How can we execute this query efficiently?
- In most OLTP databases, storage is laid out in a row-oriented fashion: all the values from one row of a table are stored next to each other.
- In order to process a query like above, you may have indexes on fact_sales.date_key and/or fact_sales.product_sk that tell the storage engine where to find all the sales for a particular date or for a particular product.
- But then, a row-oriented storage engine still needs to load all of those rows (each consisting of over 100 attributes) from disk into memory, parse them, and filter out those that don’t meet the required conditions. That can take a long time.

The idea behind column-oriented storage is simple: don’t store all the values from one row together, but store all the values from each column together instead. If each column is stored in a separate file, a query only needs to read and parse those columns that are used in that query, which can save a lot of work.

Column Compression

Fortunately, column-oriented storage often lends itself very well to compression.
The value in a column oftem look quite repetitive, which is a good sign for compression.
Depending on the data in the column, different compression techniques can be used. One technique that is particularly effective in data warehouses is bitmap encoding.
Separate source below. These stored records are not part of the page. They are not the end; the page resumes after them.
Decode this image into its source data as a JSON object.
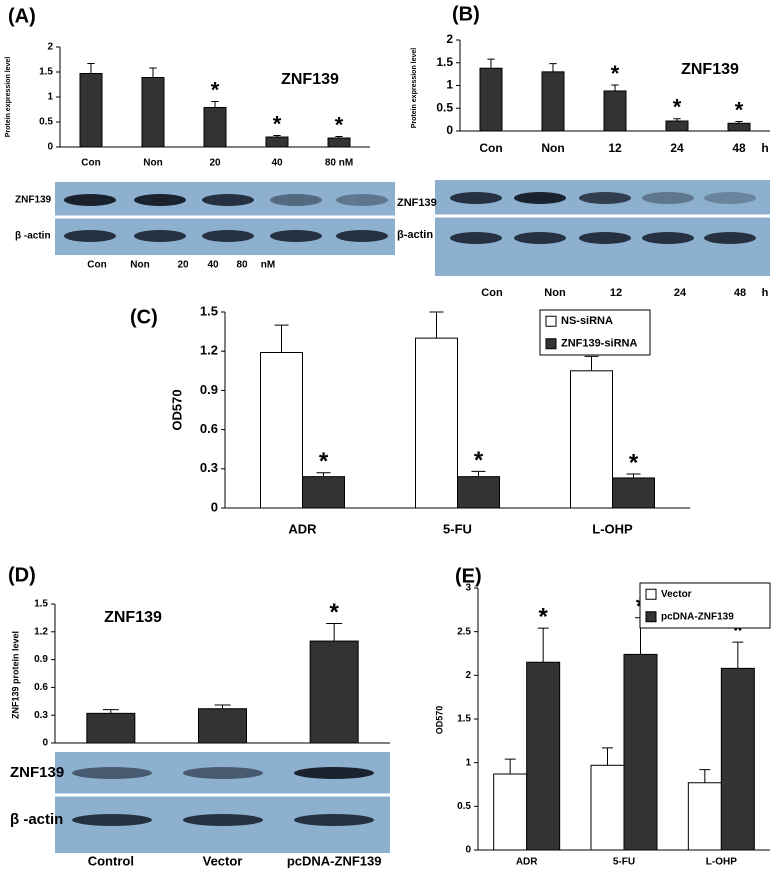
{
  "chart_data": [
    {
      "type": "bar",
      "panel": "(A)",
      "ylabel": "Protein expression level",
      "annotation": "ZNF139",
      "categories": [
        "Con",
        "Non",
        "20",
        "40",
        "80 nM"
      ],
      "values": [
        1.47,
        1.39,
        0.79,
        0.2,
        0.18
      ],
      "errors": [
        0.2,
        0.19,
        0.12,
        0.03,
        0.03
      ],
      "significance": [
        null,
        null,
        "*",
        "*",
        "*"
      ],
      "color": "#333333",
      "ylim": [
        0,
        2
      ],
      "yticks": [
        0,
        0.5,
        1,
        1.5,
        2
      ]
    },
    {
      "type": "bar",
      "panel": "(B)",
      "ylabel": "Protein expression level",
      "annotation": "ZNF139",
      "x_unit": "h",
      "categories": [
        "Con",
        "Non",
        "12",
        "24",
        "48"
      ],
      "values": [
        1.38,
        1.3,
        0.88,
        0.22,
        0.17
      ],
      "errors": [
        0.2,
        0.18,
        0.13,
        0.05,
        0.04
      ],
      "significance": [
        null,
        null,
        "*",
        "*",
        "*"
      ],
      "color": "#333333",
      "ylim": [
        0,
        2
      ],
      "yticks": [
        0,
        0.5,
        1,
        1.5,
        2
      ]
    },
    {
      "type": "bar",
      "panel": "(C)",
      "ylabel": "OD570",
      "categories": [
        "ADR",
        "5-FU",
        "L-OHP"
      ],
      "series": [
        {
          "name": "NS-siRNA",
          "color": "#ffffff",
          "values": [
            1.19,
            1.3,
            1.05
          ],
          "errors": [
            0.21,
            0.2,
            0.11
          ]
        },
        {
          "name": "ZNF139-siRNA",
          "color": "#333333",
          "values": [
            0.24,
            0.24,
            0.23
          ],
          "errors": [
            0.03,
            0.04,
            0.03
          ],
          "significance": [
            "*",
            "*",
            "*"
          ]
        }
      ],
      "ylim": [
        0,
        1.5
      ],
      "yticks": [
        0,
        0.3,
        0.6,
        0.9,
        1.2,
        1.5
      ]
    },
    {
      "type": "bar",
      "panel": "(D)",
      "ylabel": "ZNF139 protein level",
      "annotation": "ZNF139",
      "categories": [
        "Control",
        "Vector",
        "pcDNA-ZNF139"
      ],
      "values": [
        0.32,
        0.37,
        1.1
      ],
      "errors": [
        0.04,
        0.04,
        0.19
      ],
      "significance": [
        null,
        null,
        "*"
      ],
      "color": "#333333",
      "ylim": [
        0,
        1.5
      ],
      "yticks": [
        0,
        0.3,
        0.6,
        0.9,
        1.2,
        1.5
      ]
    },
    {
      "type": "bar",
      "panel": "(E)",
      "ylabel": "OD570",
      "categories": [
        "ADR",
        "5-FU",
        "L-OHP"
      ],
      "series": [
        {
          "name": "Vector",
          "color": "#ffffff",
          "values": [
            0.87,
            0.97,
            0.77
          ],
          "errors": [
            0.17,
            0.2,
            0.15
          ]
        },
        {
          "name": "pcDNA-ZNF139",
          "color": "#333333",
          "values": [
            2.15,
            2.24,
            2.08
          ],
          "errors": [
            0.39,
            0.42,
            0.3
          ],
          "significance": [
            "*",
            "*",
            "*"
          ]
        }
      ],
      "ylim": [
        0,
        3
      ],
      "yticks": [
        0,
        0.5,
        1,
        1.5,
        2,
        2.5,
        3
      ]
    }
  ],
  "blots": [
    {
      "labels": [
        "ZNF139",
        "β -actin"
      ],
      "lanes": [
        "Con",
        "Non",
        "20",
        "40",
        "80",
        "nM"
      ]
    },
    {
      "labels": [
        "ZNF139",
        "β-actin"
      ],
      "lanes": [
        "Con",
        "Non",
        "12",
        "24",
        "48",
        "h"
      ]
    },
    {
      "labels": [
        "ZNF139",
        "β -actin"
      ]
    }
  ]
}
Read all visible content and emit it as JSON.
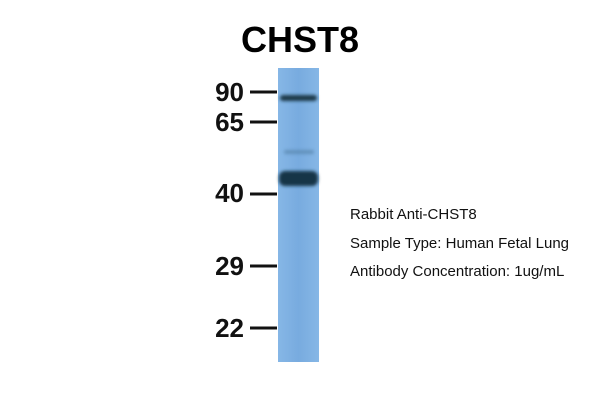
{
  "title": "CHST8",
  "markers": [
    "90",
    "65",
    "40",
    "29",
    "22"
  ],
  "annotations": [
    "Rabbit Anti-CHST8",
    "Sample Type: Human Fetal Lung",
    "Antibody Concentration: 1ug/mL"
  ]
}
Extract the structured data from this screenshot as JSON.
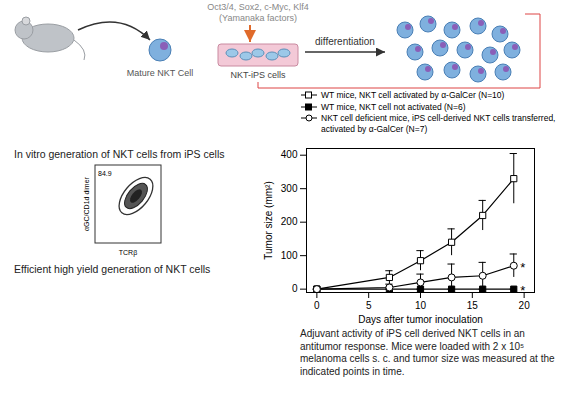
{
  "diagram": {
    "factors": "Oct3/4, Sox2, c-Myc, Klf4",
    "factors_note": "(Yamanaka factors)",
    "nodes": [
      {
        "label": "Mature NKT Cell"
      },
      {
        "label": "NKT-iPS cells"
      }
    ],
    "edges": [
      {
        "label": "differentiation"
      }
    ]
  },
  "flow_plot": {
    "title": "In vitro generation of NKT cells from iPS cells",
    "gate_percent": 84.9,
    "x_label": "TCRβ",
    "y_label": "αGC/CD1d dimer",
    "caption": "Efficient high yield generation of NKT cells"
  },
  "chart_data": {
    "type": "line",
    "x_label": "Days after tumor inoculation",
    "y_label": "Tumor size (mm²)",
    "caption": "Adjuvant activity of iPS cell derived NKT cells in an antitumor response. Mice were loaded with 2 x 10⁵ melanoma cells s. c. and tumor size was measured at the indicated points in time.",
    "x": [
      0,
      7,
      10,
      13,
      16,
      19
    ],
    "series": [
      {
        "name": "WT mice, NKT cell activated by α-GalCer (N=10)",
        "color": "#000000",
        "marker": "square-open",
        "values": [
          0,
          35,
          85,
          140,
          220,
          330
        ],
        "errors": [
          0,
          20,
          30,
          40,
          45,
          75
        ]
      },
      {
        "name": "WT mice, NKT cell not activated (N=6)",
        "color": "#000000",
        "marker": "square",
        "values": [
          0,
          0,
          0,
          0,
          0,
          0
        ],
        "errors": [
          0,
          0,
          0,
          0,
          0,
          0
        ]
      },
      {
        "name": "NKT cell deficient mice, iPS cell-derived NKT cells transferred, activated by α-GalCer (N=7)",
        "color": "#000000",
        "marker": "circle-open",
        "values": [
          0,
          5,
          20,
          35,
          40,
          70
        ],
        "errors": [
          0,
          10,
          25,
          40,
          40,
          35
        ]
      }
    ],
    "annotations": [
      {
        "x": 19,
        "y": 70,
        "text": "*"
      },
      {
        "x": 19,
        "y": 0,
        "text": "*"
      }
    ],
    "xlim": [
      -1,
      21
    ],
    "ylim": [
      -10,
      420
    ],
    "xticks": [
      0,
      5,
      10,
      15,
      20
    ],
    "yticks": [
      0,
      100,
      200,
      300,
      400
    ],
    "grid": false,
    "legend": "top"
  }
}
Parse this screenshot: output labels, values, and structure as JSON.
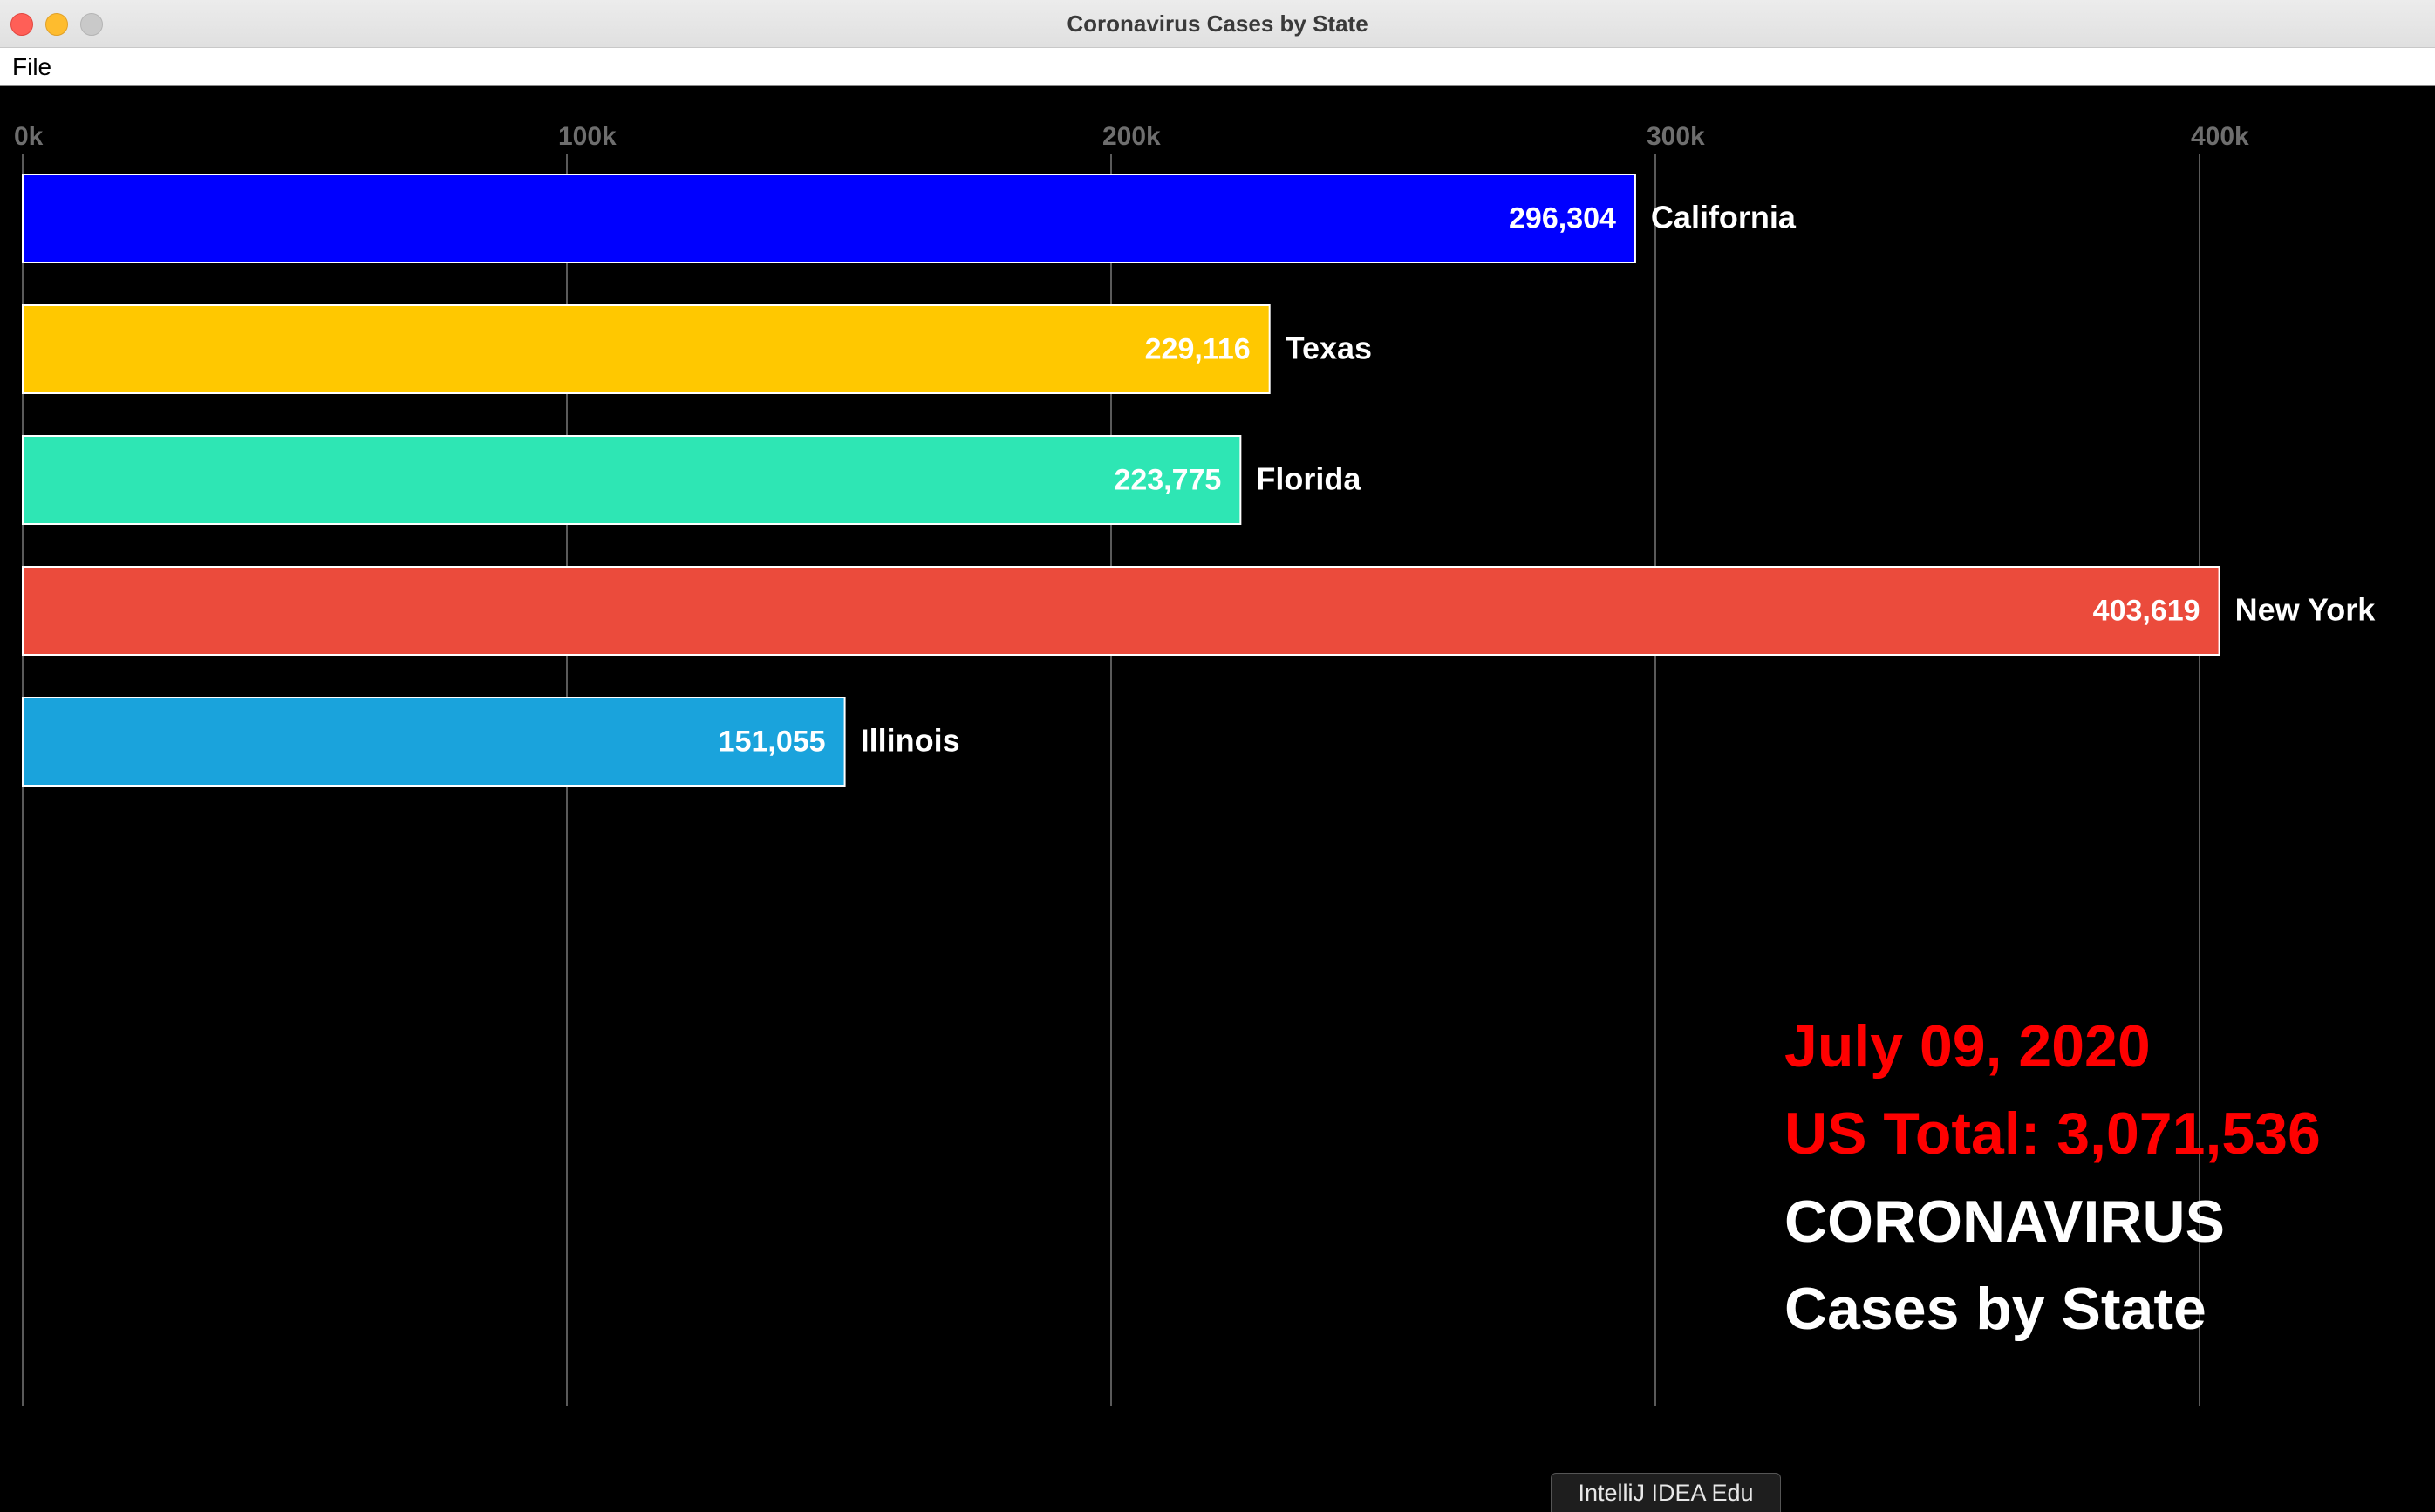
{
  "window": {
    "title": "Coronavirus Cases by State"
  },
  "menu": {
    "file_label": "File"
  },
  "overlay": {
    "date": "July 09, 2020",
    "total": "US Total: 3,071,536",
    "title_line1": "CORONAVIRUS",
    "title_line2": "Cases by State",
    "accent_color": "#ff0000"
  },
  "tooltip": {
    "label": "IntelliJ IDEA Edu"
  },
  "chart_data": {
    "type": "bar",
    "orientation": "horizontal",
    "categories": [
      "California",
      "Texas",
      "Florida",
      "New York",
      "Illinois"
    ],
    "values": [
      296304,
      229116,
      223775,
      403619,
      151055
    ],
    "value_labels": [
      "296,304",
      "229,116",
      "223,775",
      "403,619",
      "151,055"
    ],
    "colors": [
      "#0000ff",
      "#ffc800",
      "#2ee6b4",
      "#eb4b3c",
      "#1aa3dc"
    ],
    "xticks": [
      0,
      100000,
      200000,
      300000,
      400000
    ],
    "xtick_labels": [
      "0k",
      "100k",
      "200k",
      "300k",
      "400k"
    ],
    "xlim": [
      0,
      440000
    ],
    "grid": true,
    "background": "#000000"
  }
}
Sort Order in Column Storage

In a column store, it doesn’t necessarily matter in which order the rows are stored.
It’s easiest to store them in the order in which they were inserted, since then inserting a new row just means appending to each of the column files.
Advantage of sorted order is that it can help with compression of columns.
- If the primary sort column does not have many distinct values, then after sorting, it will have long sequences where the same value is repeated many times in a row.
- A simple run-length encoding could compress that column down to a few kilobytes, even if the table has billions of rows

Writing to Column-Oriented Storage

Column-oriented storage, compression, and sorting all help to make the read queries faster.
However, they have the downside of making writes more difficult.
- If you wanted to insert a row in the middle of a sorted table, you would most likely have to rewrite all the column files. As rows are identified by their position within a column, the insertion has to update all columns consistently.
- Fortunately, we have already seen a good solution earlier in this chapter: LSM-trees. All writes first go to an in-memory store, where they are added to a sorted structure and prepared for writing to disk. It doesn’t matter whether the in-memory store is row-oriented or column-oriented. When enough writes have accumulated, they are merged with the column files on disk and written to new files in bulk. This is essen‐ tially what Vertica does [62].
Queries need to examine both the column data on disk and the recent writes in memory, and combine the two. - However, the query optimizer hides this distinction from the user. From an analyst’s point of view, data that has been modified with inserts, updates, or deletes is immediately reflected in subsequent queries.